# angelcare monitor 'hold' function question



## Lou1

Hi

I 've jumped across from third trim to ask for help/advice off anyone with an angelcare movement and sound monitor. :shrug:

I have set it up and have figured out most of the functions/settings except the hold function. I have tried holding the 'down' button on parent unit until a 'H' flashes as the instuctions say but nothing happens. Hope this makes some sense! Im i doing it wrong or missing something obvious? It would be a pain to have to turn it off everytime baby has to come out the cot for feed etc.

Any help much appreciated!
Lou


----------



## bathbabe

Can i just ask, why would it be a pain? If the baby is in with you then you only use the one part attached to the sensor mat, so you just need to push the 'wing' down to off, and if the baby is in another room you just have to hold the power button on the parent unit and then push the 'wing' down on the one in the babies room when you go in?
Hardly a faff :shrug:
I didnt even know it had a hold function, i didnt even know it existed till someone mentioned it in here the other day, iv certainly never needed to use it.

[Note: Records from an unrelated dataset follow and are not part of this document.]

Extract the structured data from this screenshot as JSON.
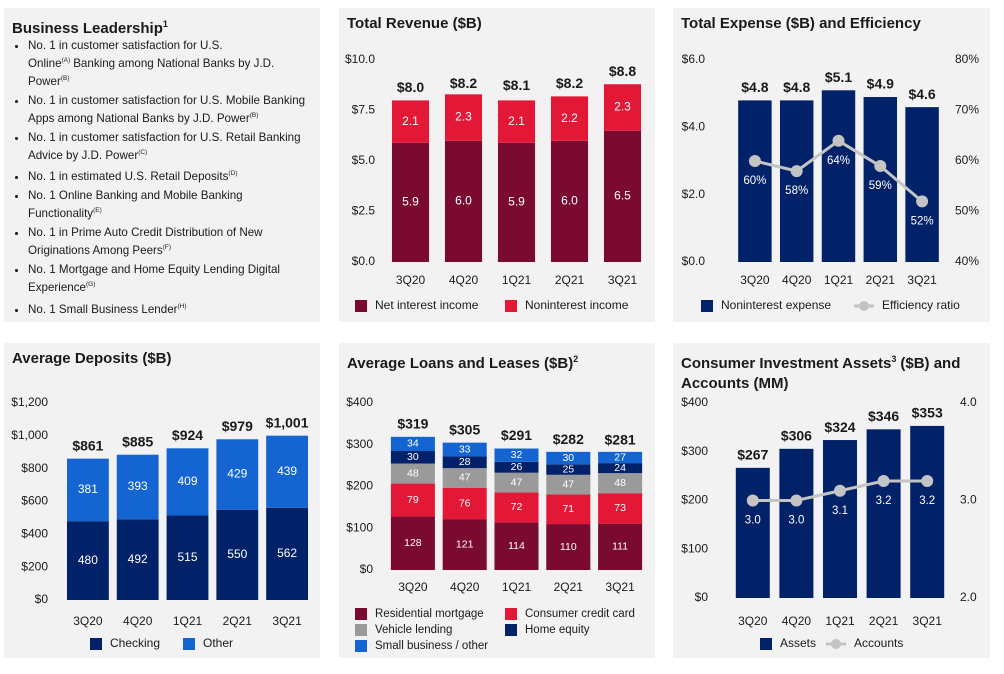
{
  "business_leadership": {
    "title": "Business Leadership",
    "title_note": "1",
    "items": [
      [
        {
          "text": "No. 1 in customer satisfaction for U.S. Online"
        },
        {
          "note": "(A)"
        },
        {
          "text": "Banking among National Banks by J.D. Power"
        },
        {
          "note": "(B)"
        }
      ],
      [
        {
          "text": "No. 1 in customer satisfaction for U.S. Mobile Banking Apps among National Banks by J.D. Power"
        },
        {
          "note": "(B)"
        }
      ],
      [
        {
          "text": "No. 1 in customer satisfaction for U.S. Retail Banking Advice by J.D. Power"
        },
        {
          "note": "(C)"
        }
      ],
      [
        {
          "text": "No. 1 in estimated U.S. Retail Deposits"
        },
        {
          "note": "(D)"
        }
      ],
      [
        {
          "text": "No. 1 Online Banking and Mobile Banking Functionality"
        },
        {
          "note": "(E)"
        }
      ],
      [
        {
          "text": "No. 1 in Prime Auto Credit Distribution of New Originations Among Peers"
        },
        {
          "note": "(F)"
        }
      ],
      [
        {
          "text": "No. 1 Mortgage and Home Equity Lending Digital Experience"
        },
        {
          "note": "(G)"
        }
      ],
      [
        {
          "text": "No. 1 Small Business Lender"
        },
        {
          "note": "(H)"
        }
      ]
    ]
  },
  "chart_data": [
    {
      "type": "bar",
      "stacked": true,
      "title": "Total Revenue ($B)",
      "categories": [
        "3Q20",
        "4Q20",
        "1Q21",
        "2Q21",
        "3Q21"
      ],
      "series": [
        {
          "name": "Net interest income",
          "color": "#7b0a31",
          "values": [
            5.9,
            6.0,
            5.9,
            6.0,
            6.5
          ],
          "value_labels": [
            "5.9",
            "6.0",
            "5.9",
            "6.0",
            "6.5"
          ]
        },
        {
          "name": "Noninterest income",
          "color": "#e31837",
          "values": [
            2.1,
            2.3,
            2.1,
            2.2,
            2.3
          ]
        }
      ],
      "totals": {
        "values": [
          8.0,
          8.2,
          8.1,
          8.2,
          8.8
        ],
        "value_labels": [
          "$8.0",
          "$8.2",
          "$8.1",
          "$8.2",
          "$8.8"
        ]
      },
      "ylim": [
        0,
        10
      ],
      "yticks": [
        {
          "value": 0,
          "label": "$0.0"
        },
        {
          "value": 2.5,
          "label": "$2.5"
        },
        {
          "value": 5,
          "label": "$5.0"
        },
        {
          "value": 7.5,
          "label": "$7.5"
        },
        {
          "value": 10,
          "label": "$10.0"
        }
      ]
    },
    {
      "type": "bar",
      "title": "Total Expense ($B) and Efficiency",
      "categories": [
        "3Q20",
        "4Q20",
        "1Q21",
        "2Q21",
        "3Q21"
      ],
      "series": [
        {
          "name": "Noninterest expense",
          "color": "#012169",
          "values": [
            4.8,
            4.8,
            5.1,
            4.9,
            4.6
          ],
          "value_labels": [
            "$4.8",
            "$4.8",
            "$5.1",
            "$4.9",
            "$4.6"
          ]
        },
        {
          "name": "Efficiency ratio",
          "type": "line",
          "axis": "y2",
          "color": "#c4c4c4",
          "values": [
            60,
            58,
            64,
            59,
            52
          ],
          "value_labels": [
            "60%",
            "58%",
            "64%",
            "59%",
            "52%"
          ]
        }
      ],
      "ylim": [
        0,
        6
      ],
      "yticks": [
        {
          "value": 0,
          "label": "$0.0"
        },
        {
          "value": 2,
          "label": "$2.0"
        },
        {
          "value": 4,
          "label": "$4.0"
        },
        {
          "value": 6,
          "label": "$6.0"
        }
      ],
      "y2lim": [
        40,
        80
      ],
      "y2ticks": [
        {
          "value": 40,
          "label": "40%"
        },
        {
          "value": 50,
          "label": "50%"
        },
        {
          "value": 60,
          "label": "60%"
        },
        {
          "value": 70,
          "label": "70%"
        },
        {
          "value": 80,
          "label": "80%"
        }
      ]
    },
    {
      "type": "bar",
      "stacked": true,
      "title": "Average Deposits ($B)",
      "categories": [
        "3Q20",
        "4Q20",
        "1Q21",
        "2Q21",
        "3Q21"
      ],
      "series": [
        {
          "name": "Checking",
          "color": "#012169",
          "values": [
            480,
            492,
            515,
            550,
            562
          ]
        },
        {
          "name": "Other",
          "color": "#1465d1",
          "values": [
            381,
            393,
            409,
            429,
            439
          ]
        }
      ],
      "totals": {
        "values": [
          861,
          885,
          924,
          979,
          1001
        ],
        "value_labels": [
          "$861",
          "$885",
          "$924",
          "$979",
          "$1,001"
        ]
      },
      "ylim": [
        0,
        1200
      ],
      "yticks": [
        {
          "value": 0,
          "label": "$0"
        },
        {
          "value": 200,
          "label": "$200"
        },
        {
          "value": 400,
          "label": "$400"
        },
        {
          "value": 600,
          "label": "$600"
        },
        {
          "value": 800,
          "label": "$800"
        },
        {
          "value": 1000,
          "label": "$1,000"
        },
        {
          "value": 1200,
          "label": "$1,200"
        }
      ]
    },
    {
      "type": "bar",
      "stacked": true,
      "title": "Average Loans and Leases ($B)",
      "title_note": "2",
      "categories": [
        "3Q20",
        "4Q20",
        "1Q21",
        "2Q21",
        "3Q21"
      ],
      "series": [
        {
          "name": "Residential mortgage",
          "color": "#7b0a31",
          "values": [
            128,
            121,
            114,
            110,
            111
          ]
        },
        {
          "name": "Consumer credit card",
          "color": "#e31837",
          "values": [
            79,
            76,
            72,
            71,
            73
          ]
        },
        {
          "name": "Vehicle lending",
          "color": "#9a9a9a",
          "values": [
            48,
            47,
            47,
            47,
            48
          ]
        },
        {
          "name": "Home equity",
          "color": "#012169",
          "values": [
            30,
            28,
            26,
            25,
            24
          ]
        },
        {
          "name": "Small business / other",
          "color": "#1465d1",
          "values": [
            34,
            33,
            32,
            30,
            27
          ]
        }
      ],
      "totals": {
        "values": [
          319,
          305,
          291,
          282,
          281
        ],
        "value_labels": [
          "$319",
          "$305",
          "$291",
          "$282",
          "$281"
        ]
      },
      "ylim": [
        0,
        400
      ],
      "yticks": [
        {
          "value": 0,
          "label": "$0"
        },
        {
          "value": 100,
          "label": "$100"
        },
        {
          "value": 200,
          "label": "$200"
        },
        {
          "value": 300,
          "label": "$300"
        },
        {
          "value": 400,
          "label": "$400"
        }
      ]
    },
    {
      "type": "bar",
      "title": "Consumer Investment Assets",
      "title_note": "3",
      "title_suffix": "($B) and Accounts (MM)",
      "categories": [
        "3Q20",
        "4Q20",
        "1Q21",
        "2Q21",
        "3Q21"
      ],
      "series": [
        {
          "name": "Assets",
          "color": "#012169",
          "values": [
            267,
            306,
            324,
            346,
            353
          ],
          "value_labels": [
            "$267",
            "$306",
            "$324",
            "$346",
            "$353"
          ]
        },
        {
          "name": "Accounts",
          "type": "line",
          "axis": "y2",
          "color": "#c4c4c4",
          "values": [
            3.0,
            3.0,
            3.1,
            3.2,
            3.2
          ],
          "value_labels": [
            "3.0",
            "3.0",
            "3.1",
            "3.2",
            "3.2"
          ]
        }
      ],
      "ylim": [
        0,
        400
      ],
      "yticks": [
        {
          "value": 0,
          "label": "$0"
        },
        {
          "value": 100,
          "label": "$100"
        },
        {
          "value": 200,
          "label": "$200"
        },
        {
          "value": 300,
          "label": "$300"
        },
        {
          "value": 400,
          "label": "$400"
        }
      ],
      "y2lim": [
        2,
        4
      ],
      "y2ticks": [
        {
          "value": 2,
          "label": "2.0"
        },
        {
          "value": 3,
          "label": "3.0"
        },
        {
          "value": 4,
          "label": "4.0"
        }
      ]
    }
  ]
}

I hope this is comming across the right way, im just saying its not much of an issue


----------



## Mrs Mayhem

We use the hold function all the time when she isn't in the cot, its on hold all day!! So long as the H is flashing, it's on hold so no alarm will go off or anything


----------



## Crannog

Seems you are doing it right. Hold the down arrow and a H should flash. To release hold again. It should beep every couple of seconds to show you hold is still on. I prefer to turn it off and on as I find the beep annoying.


----------



## sunshine114

:shrug: I didn't know you could do it.... we just turn it off...


----------



## Amyface

Are you trying with the monitor set to use the movement function? If you're just trying it to have a mess about and have turned the movement off then hold doesn't work as it only works when movement is set to "on". Other than that, I'm not sure what the problem is :)


----------



## Lou1

bathbabe - you're prob right when you put it like that isnt hard! but because i know its ment to be able to be able to be put on hold id like to know how.

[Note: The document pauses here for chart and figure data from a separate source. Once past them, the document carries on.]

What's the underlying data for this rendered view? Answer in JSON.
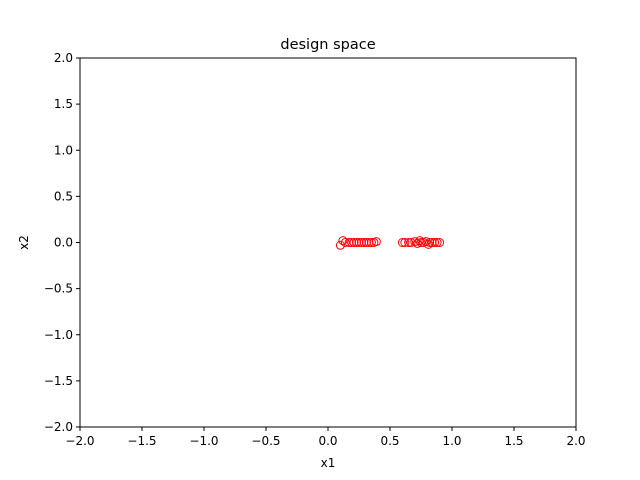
{
  "chart_data": {
    "type": "scatter",
    "title": "design space",
    "xlabel": "x1",
    "ylabel": "x2",
    "xlim": [
      -2.0,
      2.0
    ],
    "ylim": [
      -2.0,
      2.0
    ],
    "xticks": [
      "−2.0",
      "−1.5",
      "−1.0",
      "−0.5",
      "0.0",
      "0.5",
      "1.0",
      "1.5",
      "2.0"
    ],
    "yticks": [
      "−2.0",
      "−1.5",
      "−1.0",
      "−0.5",
      "0.0",
      "0.5",
      "1.0",
      "1.5",
      "2.0"
    ],
    "grid": false,
    "marker": "open-circle",
    "marker_color": "#ff0000",
    "series": [
      {
        "x": [
          0.1,
          0.12,
          0.14,
          0.17,
          0.19,
          0.21,
          0.23,
          0.25,
          0.27,
          0.29,
          0.31,
          0.33,
          0.35,
          0.37,
          0.39,
          0.6,
          0.62,
          0.65,
          0.67,
          0.7,
          0.72,
          0.74,
          0.75,
          0.77,
          0.79,
          0.81,
          0.82,
          0.84,
          0.86,
          0.88,
          0.9
        ],
        "y": [
          -0.03,
          0.02,
          0.0,
          0.0,
          0.0,
          0.0,
          0.0,
          0.0,
          0.0,
          0.0,
          0.0,
          0.0,
          0.0,
          0.0,
          0.01,
          0.0,
          0.0,
          0.0,
          0.0,
          0.01,
          -0.01,
          0.02,
          0.0,
          0.0,
          0.01,
          -0.02,
          0.0,
          0.0,
          0.0,
          0.0,
          0.0
        ]
      }
    ]
  }
}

crannog - think thats what ive been doing but no luck. ill give the company a ring in the morn, im sure its some setting ive got on thats not allowing me to put it on hold. 

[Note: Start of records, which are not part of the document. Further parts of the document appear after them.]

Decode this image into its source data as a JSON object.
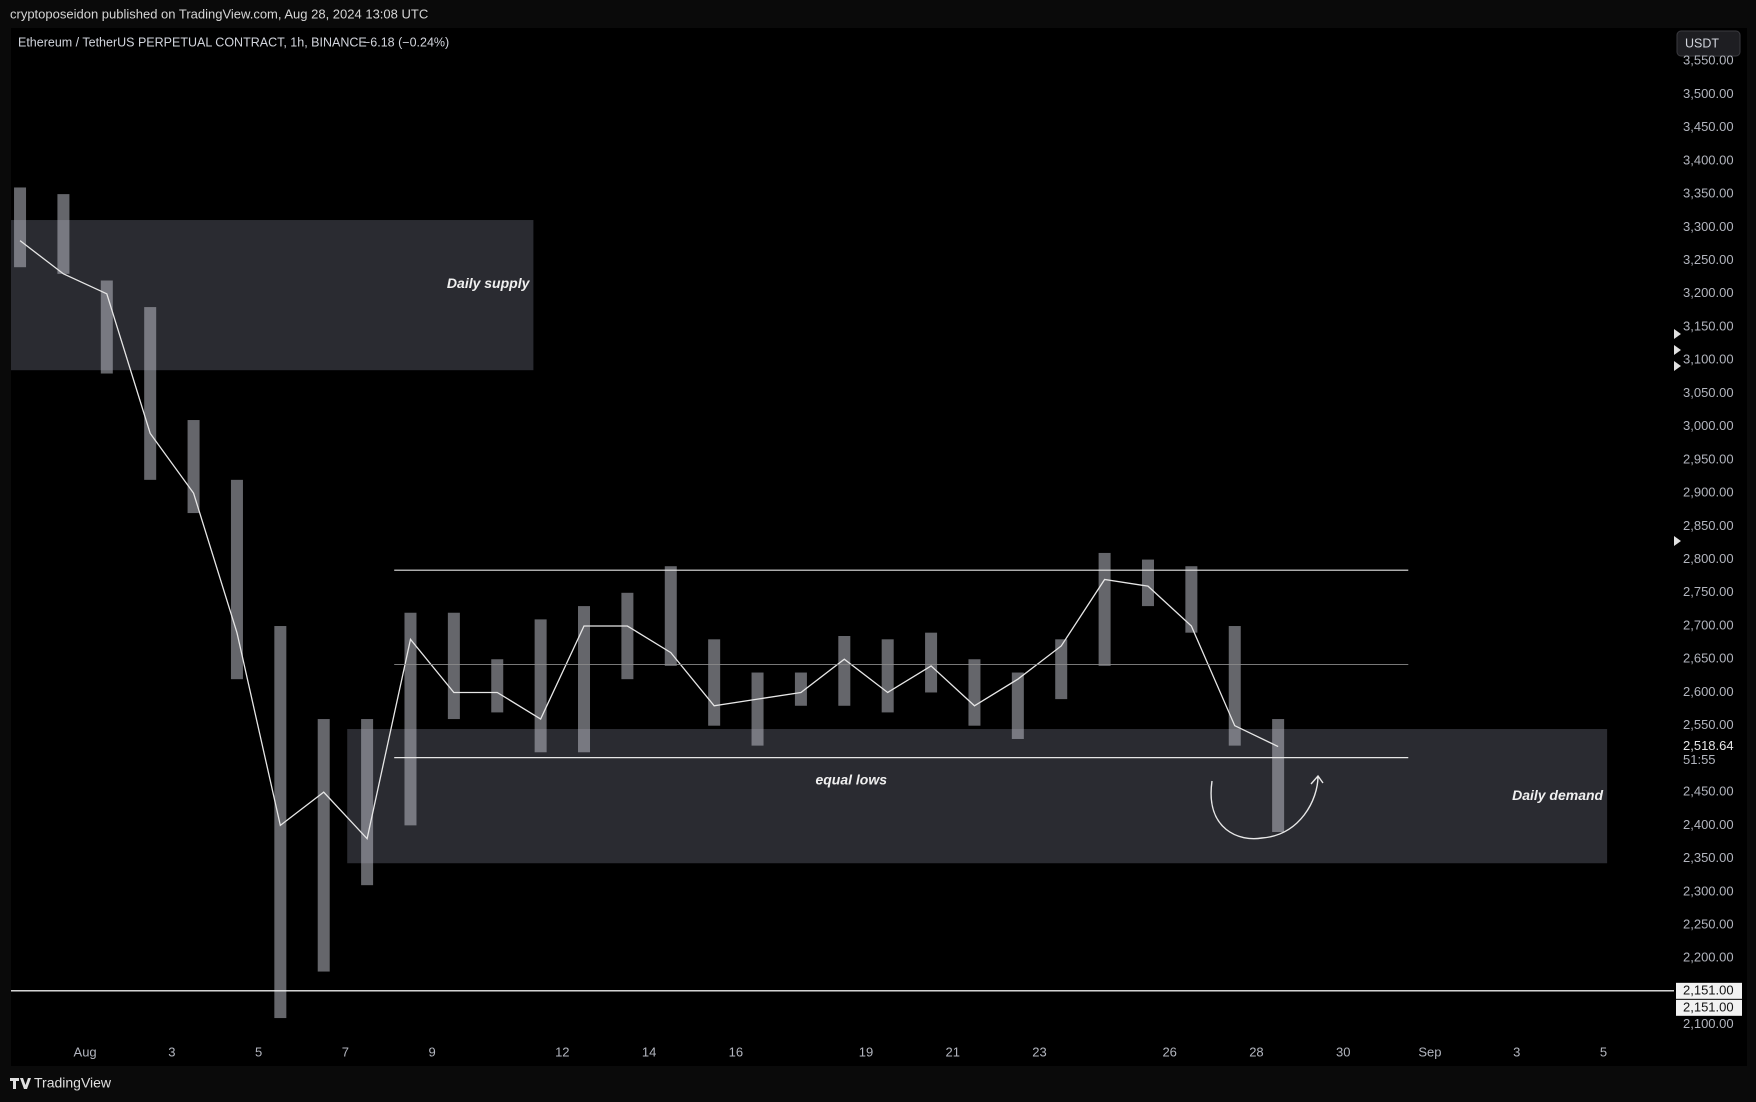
{
  "chart_data": {
    "type": "hlc",
    "header": "cryptoposeidon published on TradingView.com, Aug 28, 2024 13:08 UTC",
    "title": "Ethereum / TetherUS PERPETUAL CONTRACT, 1h, BINANCE",
    "change": {
      "value": -6.18,
      "label": "−6.18 (−0.24%)"
    },
    "currency_button": "USDT",
    "footer": "TradingView",
    "color": "#b8bac2",
    "close_color": "#e6e6e6",
    "x": [
      "2024-07-30",
      "2024-07-31",
      "2024-08-01",
      "2024-08-02",
      "2024-08-03",
      "2024-08-04",
      "2024-08-05",
      "2024-08-06",
      "2024-08-07",
      "2024-08-08",
      "2024-08-09",
      "2024-08-10",
      "2024-08-11",
      "2024-08-12",
      "2024-08-13",
      "2024-08-14",
      "2024-08-15",
      "2024-08-16",
      "2024-08-17",
      "2024-08-18",
      "2024-08-19",
      "2024-08-20",
      "2024-08-21",
      "2024-08-22",
      "2024-08-23",
      "2024-08-24",
      "2024-08-25",
      "2024-08-26",
      "2024-08-27",
      "2024-08-28"
    ],
    "high": [
      3360,
      3350,
      3220,
      3180,
      3010,
      2920,
      2700,
      2560,
      2560,
      2720,
      2720,
      2650,
      2710,
      2730,
      2750,
      2790,
      2680,
      2630,
      2630,
      2685,
      2680,
      2690,
      2650,
      2630,
      2680,
      2810,
      2800,
      2790,
      2700,
      2560
    ],
    "low": [
      3240,
      3230,
      3080,
      2920,
      2870,
      2620,
      2110,
      2180,
      2310,
      2400,
      2560,
      2570,
      2510,
      2510,
      2620,
      2640,
      2550,
      2520,
      2580,
      2580,
      2570,
      2600,
      2550,
      2530,
      2590,
      2640,
      2730,
      2690,
      2520,
      2390
    ],
    "close": [
      3280,
      3230,
      3200,
      2990,
      2900,
      2690,
      2400,
      2450,
      2380,
      2680,
      2600,
      2600,
      2560,
      2700,
      2700,
      2660,
      2580,
      2590,
      2600,
      2650,
      2600,
      2640,
      2580,
      2620,
      2670,
      2770,
      2760,
      2700,
      2550,
      2518.64
    ],
    "last_price": {
      "value": 2518.64,
      "label": "2,518.64"
    },
    "countdown": "51:55",
    "xlim": [
      "2024-07-30T07:00",
      "2024-09-06T15:00"
    ],
    "xticks": [
      {
        "value": "2024-08-01",
        "label": "Aug"
      },
      {
        "value": "2024-08-03",
        "label": "3"
      },
      {
        "value": "2024-08-05",
        "label": "5"
      },
      {
        "value": "2024-08-07",
        "label": "7"
      },
      {
        "value": "2024-08-09",
        "label": "9"
      },
      {
        "value": "2024-08-12",
        "label": "12"
      },
      {
        "value": "2024-08-14",
        "label": "14"
      },
      {
        "value": "2024-08-16",
        "label": "16"
      },
      {
        "value": "2024-08-19",
        "label": "19"
      },
      {
        "value": "2024-08-21",
        "label": "21"
      },
      {
        "value": "2024-08-23",
        "label": "23"
      },
      {
        "value": "2024-08-26",
        "label": "26"
      },
      {
        "value": "2024-08-28",
        "label": "28"
      },
      {
        "value": "2024-08-30",
        "label": "30"
      },
      {
        "value": "2024-09-01",
        "label": "Sep"
      },
      {
        "value": "2024-09-03",
        "label": "3"
      },
      {
        "value": "2024-09-05",
        "label": "5"
      }
    ],
    "ylim": [
      2080,
      3600
    ],
    "yticks": [
      {
        "value": 2100,
        "label": "2,100.00"
      },
      {
        "value": 2150,
        "label": "2,150.00"
      },
      {
        "value": 2200,
        "label": "2,200.00"
      },
      {
        "value": 2250,
        "label": "2,250.00"
      },
      {
        "value": 2300,
        "label": "2,300.00"
      },
      {
        "value": 2350,
        "label": "2,350.00"
      },
      {
        "value": 2400,
        "label": "2,400.00"
      },
      {
        "value": 2450,
        "label": "2,450.00"
      },
      {
        "value": 2500,
        "label": "2,500.00"
      },
      {
        "value": 2550,
        "label": "2,550.00"
      },
      {
        "value": 2600,
        "label": "2,600.00"
      },
      {
        "value": 2650,
        "label": "2,650.00"
      },
      {
        "value": 2700,
        "label": "2,700.00"
      },
      {
        "value": 2750,
        "label": "2,750.00"
      },
      {
        "value": 2800,
        "label": "2,800.00"
      },
      {
        "value": 2850,
        "label": "2,850.00"
      },
      {
        "value": 2900,
        "label": "2,900.00"
      },
      {
        "value": 2950,
        "label": "2,950.00"
      },
      {
        "value": 3000,
        "label": "3,000.00"
      },
      {
        "value": 3050,
        "label": "3,050.00"
      },
      {
        "value": 3100,
        "label": "3,100.00"
      },
      {
        "value": 3150,
        "label": "3,150.00"
      },
      {
        "value": 3200,
        "label": "3,200.00"
      },
      {
        "value": 3250,
        "label": "3,250.00"
      },
      {
        "value": 3300,
        "label": "3,300.00"
      },
      {
        "value": 3350,
        "label": "3,350.00"
      },
      {
        "value": 3400,
        "label": "3,400.00"
      },
      {
        "value": 3450,
        "label": "3,450.00"
      },
      {
        "value": 3500,
        "label": "3,500.00"
      },
      {
        "value": 3550,
        "label": "3,550.00"
      }
    ],
    "zones": [
      {
        "label": "Daily supply",
        "x": [
          "2024-07-30T07:00",
          "2024-08-11T08:00"
        ],
        "y": [
          3085,
          3311
        ]
      },
      {
        "label": "Daily demand",
        "x": [
          "2024-08-07T01:00",
          "2024-09-05T02:00"
        ],
        "y": [
          2343,
          2545
        ]
      }
    ],
    "range_lines": [
      {
        "value": 2784,
        "x": [
          "2024-08-08T03:00",
          "2024-08-31T12:00"
        ]
      },
      {
        "value": 2642,
        "x": [
          "2024-08-08T03:00",
          "2024-08-31T12:00"
        ]
      },
      {
        "value": 2502,
        "x": [
          "2024-08-08T03:00",
          "2024-08-31T12:00"
        ],
        "label": "equal lows"
      }
    ],
    "horizontal_lines": [
      {
        "value": 2151,
        "label": "2,151.00"
      },
      {
        "value": 2151,
        "label": "2,151.00"
      }
    ]
  }
}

thanks for replies, lou xx


----------



## Learnermum

I always use the hold function on mine... Just to check you are pressing and holding the down arrow for a few seconds, not just repeatedly pressing (as my sleep addled brain did the first few times and wondered why the alarm was going off!) other than that it might be that it's not detecing movement and is clever in some way and doesn't activate the hold?


----------